Mi può fare un esempio?
«Durante l’indagine perugina nei confronti miei e di Luca Palamara, che io non ho mai accusato di corruzione anche quando sarebbe stato agevole e utile farlo, un pm, scherzosamente, si mise in ginocchio dinanzi a me, nel senso letterale del termine, e mi disse: “Avvocato mi faccia fare l’indagine della vita su Palamara (l’accusa era che il mio socio Giuseppe Calafiore gli avrebbe dato 40.000 euro per una nomina a procuratore). Io ho continuato a dire la verità e cioè che non avevo corrotto Palamara».
Chi era quel sostituto procuratore?
«Mario Formisano».
La sua è un’accusa grave…
«Ma riguardo a quell’episodio ci sono diversi testimoni: era il 12 giugno 2019 e con me c’erano i miei due avvocati, un maggiore e un luogotenente del Gico della Guardia di finanza…».
La richiesta sarà stata anche «scherzosa», ma lei in quel momento era sotto interrogatorio per una contestazione di corruzione, non eravate al bar davanti a uno spritz…

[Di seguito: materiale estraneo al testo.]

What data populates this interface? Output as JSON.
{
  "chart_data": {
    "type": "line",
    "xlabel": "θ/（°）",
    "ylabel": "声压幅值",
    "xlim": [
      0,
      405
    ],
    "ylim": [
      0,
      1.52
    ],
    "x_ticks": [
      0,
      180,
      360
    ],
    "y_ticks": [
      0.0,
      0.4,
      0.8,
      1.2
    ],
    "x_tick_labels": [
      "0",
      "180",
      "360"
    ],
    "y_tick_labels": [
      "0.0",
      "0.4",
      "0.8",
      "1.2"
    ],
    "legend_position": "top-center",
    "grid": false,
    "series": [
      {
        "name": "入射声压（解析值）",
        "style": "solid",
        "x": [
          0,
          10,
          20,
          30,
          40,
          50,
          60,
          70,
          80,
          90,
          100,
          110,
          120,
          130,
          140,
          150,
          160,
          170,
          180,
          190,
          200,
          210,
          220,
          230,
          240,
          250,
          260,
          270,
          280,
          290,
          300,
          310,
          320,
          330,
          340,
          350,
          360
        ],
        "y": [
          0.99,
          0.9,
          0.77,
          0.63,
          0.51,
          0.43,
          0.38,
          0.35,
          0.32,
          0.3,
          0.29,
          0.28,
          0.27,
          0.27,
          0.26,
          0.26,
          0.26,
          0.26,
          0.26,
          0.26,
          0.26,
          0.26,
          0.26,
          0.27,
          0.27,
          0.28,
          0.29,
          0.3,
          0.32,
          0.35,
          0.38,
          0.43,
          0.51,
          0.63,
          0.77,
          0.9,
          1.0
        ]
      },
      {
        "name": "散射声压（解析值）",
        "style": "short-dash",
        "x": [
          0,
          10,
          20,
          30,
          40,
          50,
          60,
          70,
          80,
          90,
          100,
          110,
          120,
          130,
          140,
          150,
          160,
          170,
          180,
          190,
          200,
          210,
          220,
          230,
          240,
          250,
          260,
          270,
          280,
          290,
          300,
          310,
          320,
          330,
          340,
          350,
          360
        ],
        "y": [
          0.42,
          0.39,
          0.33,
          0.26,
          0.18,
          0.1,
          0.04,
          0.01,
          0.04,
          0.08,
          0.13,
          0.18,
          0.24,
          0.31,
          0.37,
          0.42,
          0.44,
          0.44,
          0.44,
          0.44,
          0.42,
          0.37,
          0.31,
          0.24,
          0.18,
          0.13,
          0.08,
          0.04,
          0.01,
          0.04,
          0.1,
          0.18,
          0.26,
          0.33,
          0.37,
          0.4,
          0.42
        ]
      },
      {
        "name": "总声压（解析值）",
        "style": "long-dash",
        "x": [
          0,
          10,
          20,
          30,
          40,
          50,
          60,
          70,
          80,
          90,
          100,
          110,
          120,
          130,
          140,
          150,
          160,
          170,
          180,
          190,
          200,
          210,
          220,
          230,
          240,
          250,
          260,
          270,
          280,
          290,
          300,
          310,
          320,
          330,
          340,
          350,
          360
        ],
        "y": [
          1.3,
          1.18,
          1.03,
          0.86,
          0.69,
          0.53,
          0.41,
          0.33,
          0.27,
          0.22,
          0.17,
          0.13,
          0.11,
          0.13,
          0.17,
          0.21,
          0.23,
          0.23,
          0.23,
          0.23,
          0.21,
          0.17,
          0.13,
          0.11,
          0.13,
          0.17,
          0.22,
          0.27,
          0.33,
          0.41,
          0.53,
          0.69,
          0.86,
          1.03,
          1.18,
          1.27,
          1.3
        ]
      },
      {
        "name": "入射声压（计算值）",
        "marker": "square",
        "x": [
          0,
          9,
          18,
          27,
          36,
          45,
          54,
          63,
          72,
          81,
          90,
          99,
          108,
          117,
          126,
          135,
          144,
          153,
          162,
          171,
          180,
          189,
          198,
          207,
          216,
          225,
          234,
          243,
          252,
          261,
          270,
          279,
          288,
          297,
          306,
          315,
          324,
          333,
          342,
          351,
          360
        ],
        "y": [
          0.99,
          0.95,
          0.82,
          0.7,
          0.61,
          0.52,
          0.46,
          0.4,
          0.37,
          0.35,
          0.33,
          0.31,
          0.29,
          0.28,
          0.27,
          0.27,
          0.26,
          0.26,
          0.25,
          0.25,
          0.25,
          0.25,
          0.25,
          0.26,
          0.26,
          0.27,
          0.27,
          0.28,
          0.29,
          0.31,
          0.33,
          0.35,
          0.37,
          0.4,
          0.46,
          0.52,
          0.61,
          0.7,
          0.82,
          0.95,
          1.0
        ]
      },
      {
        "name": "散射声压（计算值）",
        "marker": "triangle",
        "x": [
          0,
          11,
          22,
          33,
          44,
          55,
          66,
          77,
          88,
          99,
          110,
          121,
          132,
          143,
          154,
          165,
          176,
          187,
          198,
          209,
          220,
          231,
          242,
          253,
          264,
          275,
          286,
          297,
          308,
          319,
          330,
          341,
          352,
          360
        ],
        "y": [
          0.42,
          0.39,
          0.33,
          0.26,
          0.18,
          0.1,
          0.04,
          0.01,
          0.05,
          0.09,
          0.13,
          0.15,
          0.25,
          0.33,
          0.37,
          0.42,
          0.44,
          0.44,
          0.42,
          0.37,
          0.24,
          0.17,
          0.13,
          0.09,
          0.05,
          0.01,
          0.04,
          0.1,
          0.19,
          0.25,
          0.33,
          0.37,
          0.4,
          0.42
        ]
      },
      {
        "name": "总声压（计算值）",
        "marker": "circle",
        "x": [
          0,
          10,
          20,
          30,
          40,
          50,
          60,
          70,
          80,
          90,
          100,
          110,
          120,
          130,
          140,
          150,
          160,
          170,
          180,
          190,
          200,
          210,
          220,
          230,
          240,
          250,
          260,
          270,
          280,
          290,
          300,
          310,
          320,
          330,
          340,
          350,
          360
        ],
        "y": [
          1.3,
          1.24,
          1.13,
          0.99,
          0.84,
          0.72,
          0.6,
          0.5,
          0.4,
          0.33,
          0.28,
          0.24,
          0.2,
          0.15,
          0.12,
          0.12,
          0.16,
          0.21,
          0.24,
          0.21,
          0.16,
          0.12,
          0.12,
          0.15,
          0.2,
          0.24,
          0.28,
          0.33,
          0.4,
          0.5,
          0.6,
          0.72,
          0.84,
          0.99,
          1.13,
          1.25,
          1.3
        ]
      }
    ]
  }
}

«Per me era un momento drammatico. Sorridevo ma sudavo freddo. Mi trovavo in estrema difficoltà e imbarazzo. In quei momenti hai paura che se non assecondi le aspettative del magistrato che ti interroga puoi pagarne le conseguenze. Occorre una grande forza d’animo per non farsi condizionare».
Si è mai sentito usato dalle toghe?
«A distanza di anni penso di essere stato uno strumento utilizzato per una resa dei conti all’interno della magistratura italiana. Non voglio assolutamente apparire come una vittima, non fa parte della mia natura, ma i fatti sono evidenti».